Have been meaning to repost this item that Richard Stallman sent to the disquiet blog:
I found your article "The Downturn: An Answer Album" a clever response to The Atlantic. However, in one point it undermines itself by incorporating the adversary’s propaganda term: the pseudo-concept "intellectual property."
That term lumps together a dozen different laws which have nothing important in common. Those laws work differently and have different practical results. Thus, generalizing about them can only mislead.
Your article’s real topic is clear and coherent: one law, copyright. It doesn’t include patents, trade secrets, trademarks, publicity rights, controlled geographical designations, or any of the other dozen laws that some call "intellectual property." With this clear and coherent topic, the article can be clear too, and mostly it is. However, where it uses the term "intellectual property" instead of "copyright," it trades the clear topic for a confused one.
When I noted how this term tends to confuse every discussion it appears in, I decided to avoid it. In the several years since then, I have never had an occasion to use the term. I mention whichever law is really the issue. These laws are so different that it is never useful to generalize about them. When others do so, the best thing for me to do is to respond by explaining how that is confused.
So I’d like to suggest that you change the article, replacing "intellectual property" with "copyright," which will make it sharp and clear all through.
Thanks for listening.
See gnu.org for a full explanation of the bias and confusion in “intellectual property” and why, we should firmly refuse to use it.
In the gnu.org article Stallman explains:
The term carries a bias that is not hard to see: it suggests thinking about copyright, patents and trademarks by analogy with property rights for physical objects. (This analogy is at odds with the legal philosophies of copyright law, of patent law, and of trademark law, but only specialists know that.) These laws are in fact not much like physical property law, but use of this term leads legislators to change them to be more so. Since that is the change desired by the companies that exercise copyright, patent and trademark powers, the bias introduced by the term "intellectual property" suits them.
Copyright law was designed to promote authorship and art, and covers the details of expression of a work. Patent law was intended to promote the publication of useful ideas, at the price of giving the one who publishes an idea a temporary monopoly over it—a price that may be worth paying in some fields and not in others.

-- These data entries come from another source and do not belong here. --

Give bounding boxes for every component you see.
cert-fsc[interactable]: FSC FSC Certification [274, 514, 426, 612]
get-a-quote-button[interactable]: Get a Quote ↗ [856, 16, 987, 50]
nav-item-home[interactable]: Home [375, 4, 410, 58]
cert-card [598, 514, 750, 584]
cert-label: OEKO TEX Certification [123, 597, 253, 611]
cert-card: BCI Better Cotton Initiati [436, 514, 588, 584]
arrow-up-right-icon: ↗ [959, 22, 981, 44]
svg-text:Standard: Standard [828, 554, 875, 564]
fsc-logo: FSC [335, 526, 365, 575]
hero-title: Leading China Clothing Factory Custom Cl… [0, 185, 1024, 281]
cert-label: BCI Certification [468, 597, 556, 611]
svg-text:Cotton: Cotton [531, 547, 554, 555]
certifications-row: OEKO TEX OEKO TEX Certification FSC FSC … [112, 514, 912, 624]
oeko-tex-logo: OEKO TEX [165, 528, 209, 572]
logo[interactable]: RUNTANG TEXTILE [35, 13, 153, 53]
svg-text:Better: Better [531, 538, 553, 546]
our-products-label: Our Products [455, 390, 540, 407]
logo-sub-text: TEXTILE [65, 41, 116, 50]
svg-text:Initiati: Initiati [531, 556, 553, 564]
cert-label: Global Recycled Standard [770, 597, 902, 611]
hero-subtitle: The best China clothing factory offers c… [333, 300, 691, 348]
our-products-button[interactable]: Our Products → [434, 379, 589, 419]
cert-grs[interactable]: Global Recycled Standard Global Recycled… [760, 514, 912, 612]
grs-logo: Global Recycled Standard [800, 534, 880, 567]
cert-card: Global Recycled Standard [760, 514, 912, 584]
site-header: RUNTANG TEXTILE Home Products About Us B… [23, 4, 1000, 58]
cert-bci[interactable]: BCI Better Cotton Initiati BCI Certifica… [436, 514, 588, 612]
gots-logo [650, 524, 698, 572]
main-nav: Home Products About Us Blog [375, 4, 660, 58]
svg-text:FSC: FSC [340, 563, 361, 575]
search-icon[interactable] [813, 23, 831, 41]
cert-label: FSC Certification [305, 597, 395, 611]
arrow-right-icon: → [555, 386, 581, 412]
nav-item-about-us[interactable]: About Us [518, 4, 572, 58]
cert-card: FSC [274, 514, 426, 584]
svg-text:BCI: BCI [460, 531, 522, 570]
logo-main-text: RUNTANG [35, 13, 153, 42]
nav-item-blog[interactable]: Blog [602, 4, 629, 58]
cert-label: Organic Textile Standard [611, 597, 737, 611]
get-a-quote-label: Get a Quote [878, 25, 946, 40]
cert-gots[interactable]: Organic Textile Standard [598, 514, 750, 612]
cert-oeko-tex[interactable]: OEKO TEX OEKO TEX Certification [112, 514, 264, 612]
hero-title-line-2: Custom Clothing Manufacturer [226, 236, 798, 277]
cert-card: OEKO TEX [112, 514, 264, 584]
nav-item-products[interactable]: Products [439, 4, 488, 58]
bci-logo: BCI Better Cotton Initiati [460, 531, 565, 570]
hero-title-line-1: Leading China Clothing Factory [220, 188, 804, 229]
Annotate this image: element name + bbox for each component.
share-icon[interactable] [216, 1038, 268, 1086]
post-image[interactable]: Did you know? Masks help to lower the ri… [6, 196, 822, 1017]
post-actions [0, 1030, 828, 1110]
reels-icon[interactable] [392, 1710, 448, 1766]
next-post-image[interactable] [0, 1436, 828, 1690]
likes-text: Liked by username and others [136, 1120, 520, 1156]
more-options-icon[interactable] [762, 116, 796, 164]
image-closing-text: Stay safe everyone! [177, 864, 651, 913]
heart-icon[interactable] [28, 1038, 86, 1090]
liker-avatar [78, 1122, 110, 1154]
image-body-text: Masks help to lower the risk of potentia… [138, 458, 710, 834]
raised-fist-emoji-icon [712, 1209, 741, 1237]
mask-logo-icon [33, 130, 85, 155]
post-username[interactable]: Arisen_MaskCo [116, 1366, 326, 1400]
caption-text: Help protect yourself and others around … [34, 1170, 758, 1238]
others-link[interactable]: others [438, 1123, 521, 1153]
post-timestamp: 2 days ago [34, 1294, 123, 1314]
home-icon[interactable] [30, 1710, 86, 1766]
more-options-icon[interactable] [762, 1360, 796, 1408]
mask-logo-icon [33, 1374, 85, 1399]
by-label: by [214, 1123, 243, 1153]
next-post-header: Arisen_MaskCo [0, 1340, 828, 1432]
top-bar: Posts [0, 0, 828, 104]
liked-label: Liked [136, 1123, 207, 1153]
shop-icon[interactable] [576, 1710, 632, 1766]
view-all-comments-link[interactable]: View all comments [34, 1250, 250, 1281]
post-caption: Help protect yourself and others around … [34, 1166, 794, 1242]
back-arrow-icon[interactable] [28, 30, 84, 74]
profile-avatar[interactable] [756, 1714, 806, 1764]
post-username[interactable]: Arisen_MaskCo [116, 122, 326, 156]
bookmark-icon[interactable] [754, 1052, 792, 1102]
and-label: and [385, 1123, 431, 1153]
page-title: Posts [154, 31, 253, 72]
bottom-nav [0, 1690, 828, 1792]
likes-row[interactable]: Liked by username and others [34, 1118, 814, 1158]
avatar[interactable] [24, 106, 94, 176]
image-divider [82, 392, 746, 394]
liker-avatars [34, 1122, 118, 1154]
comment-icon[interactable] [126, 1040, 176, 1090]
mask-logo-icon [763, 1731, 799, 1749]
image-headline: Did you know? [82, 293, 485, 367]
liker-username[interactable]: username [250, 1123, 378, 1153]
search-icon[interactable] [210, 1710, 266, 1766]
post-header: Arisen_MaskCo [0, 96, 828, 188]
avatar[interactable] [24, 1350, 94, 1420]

Trademark law, by contrast, was not intended to promote any particular way of acting, but simply to enable buyers to know what they are buying. Legislators under the influence of the term "intellectual property," however, have turned it into a scheme that provides incentives for advertising.
To make the argument as assertively as possible: copyright, trademark and patent each are creatures of very specific sets of laws and circumstances and lumping them together is a deliberate (or passive) attempt to confuse and condition the public into accepting broad claims of property rights that basically do not exist. You should always question which particular claim someone is making against you (say, in a cease and desist letter) and insist that they offer proof within the strict letter of the relevant law before obeying them.